Whereas there is general agreement that diabetes results in LUTS (1,19), the epidemiology of diabetes and LUTS is not clear. Much of the epidemiology in this area has been limited because prior studies that use markers of LUTS (e.g., trans-urethral resection of the prostate or TURP) (20) have included few men with diabetes, and/or included solely or primarily men with type 2 diabetes. Nonetheless, the Massachusetts Male Aging Study (21), Flint Men's Health Study (9), and others have consistently reported diabetes or glucose levels to be associated with an increased risk of LUTS with or without benign prostatic hyperplasia. Progression of LUTS has been reported to be greater in men with diabetes than in those without diabetes, in the absence of a difference in prostate volume growth between the two groups (22), suggesting a progressive impact on the bladder. However, these studies have not examined how glycemic control affects LUTS.

Whereas a significant number of studies have shown that diabetes affects the bladder (1), there may be several reasons why this study did not identify an association between glycemic control and LUTS. First, there may truly be no effect of glycemic control on LUTS in this cohort of men with type 1 diabetes. Because they have had type 1 diabetes for a significant period of time, the opportunity for glycemic control to influence LUTS may have passed. It may be due to the lack of metabolic memory, where effects of metabolic changes in the past (e.g., glycemic control) continue to exert an effect at a later time, regardless of current circumstances (23). For example, numerous other complications from diabetes have been positively affected by the use of intensive therapy and the improvement in glycemic control during the DCCT (4,15). It may be that there is no metabolic memory effect of effective glycemic control on the presence or development of LUTS. Second, it may also be that there are conflicting impacts of diabetes and glycemic control on the prostate and bladder, such that no effect is observed. If diabetes slows down prostate growth via its impact on testosterone and growth factors, it might reduce the risk of LUTS (via obstructive mechanism) and mask beneficial effects of glycemic control on bladder dysfunction. Third, as noted above, these men were relatively younger on average than the population of males that typically experience an increase in the frequency of LUTS. Thus, an insufficient number of men may have been in the primary risk period for developing LUTS, and additional follow-up of these men may reveal a different result regarding the relationship between glycemic control and LUTS.
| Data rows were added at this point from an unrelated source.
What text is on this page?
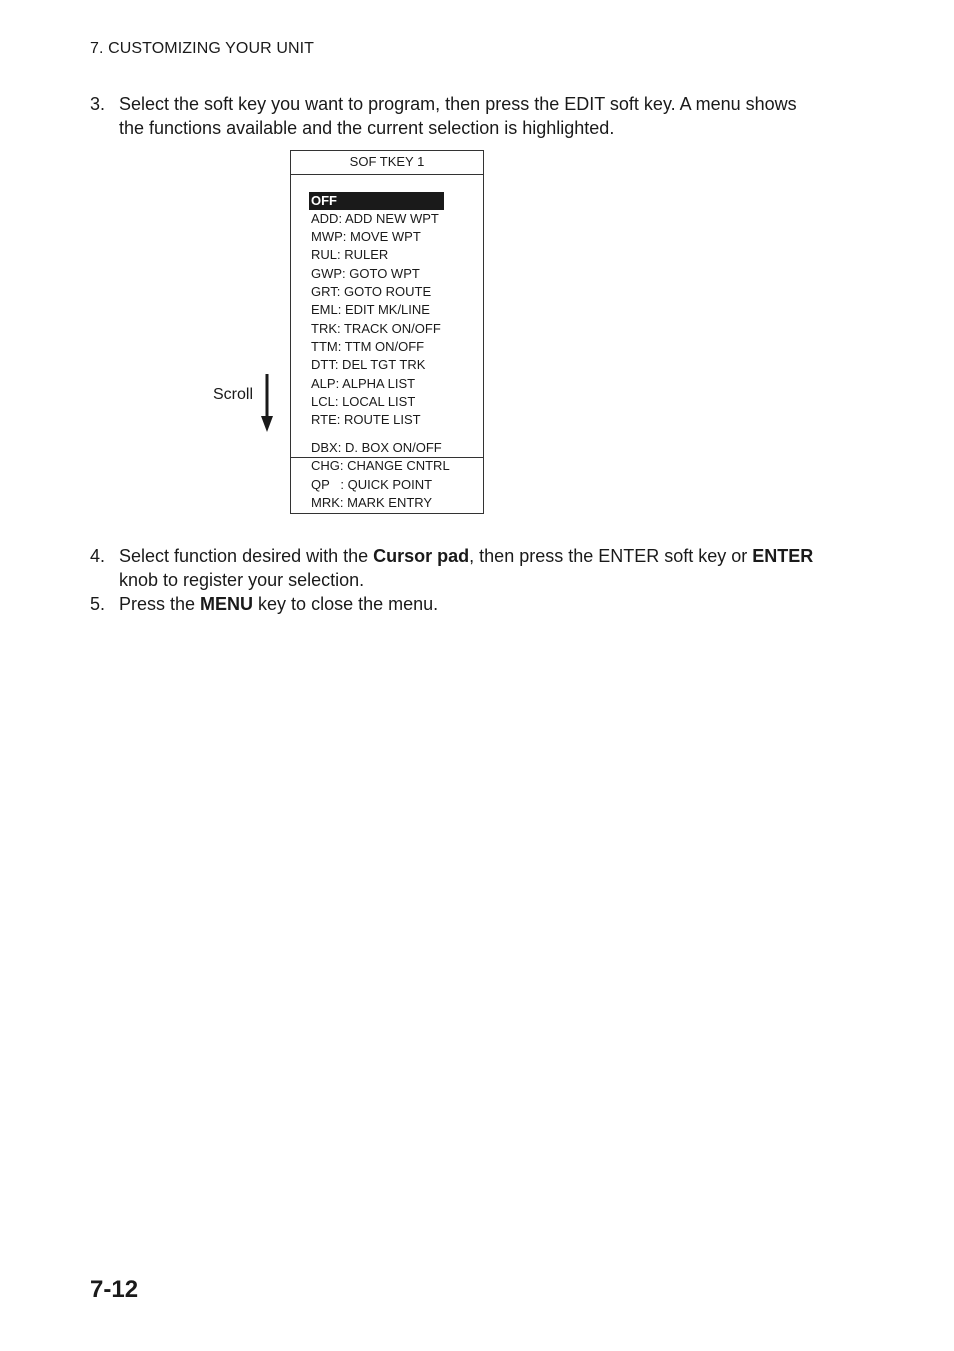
7. CUSTOMIZING YOUR UNIT
3. Select the soft key you want to program, then press the EDIT soft key. A menu shows
the functions available and the current selection is highlighted.
SOF TKEY 1
OFF
ADD: ADD NEW WPT
MWP: MOVE WPT
RUL: RULER
GWP: GOTO WPT
GRT: GOTO ROUTE
EML: EDIT MK/LINE
TRK: TRACK ON/OFF
TTM: TTM ON/OFF
DTT: DEL TGT TRK
ALP: ALPHA LIST
LCL: LOCAL LIST
RTE: ROUTE LIST
DBX: D. BOX ON/OFF
CHG: CHANGE CNTRL
QP   : QUICK POINT
MRK: MARK ENTRY
Scroll
4. Select function desired with the Cursor pad, then press the ENTER soft key or ENTER
knob to register your selection.
5. Press the MENU key to close the menu.
7-12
In summary, data from this study do not support an association between glycemic control and a decrease in lower urinary tract symptoms. This may be due to the long period of time these men have had diabetes where the (beneficial) influence of glycemic control on bladder dysfunction was past. However, it may also be that these men were younger on average than when most men typically manifest LUTS. To assess the impact of glycemic control on LUTS, it will be important to reexamine this cohort when they are of an age when LUTS is more prevalent.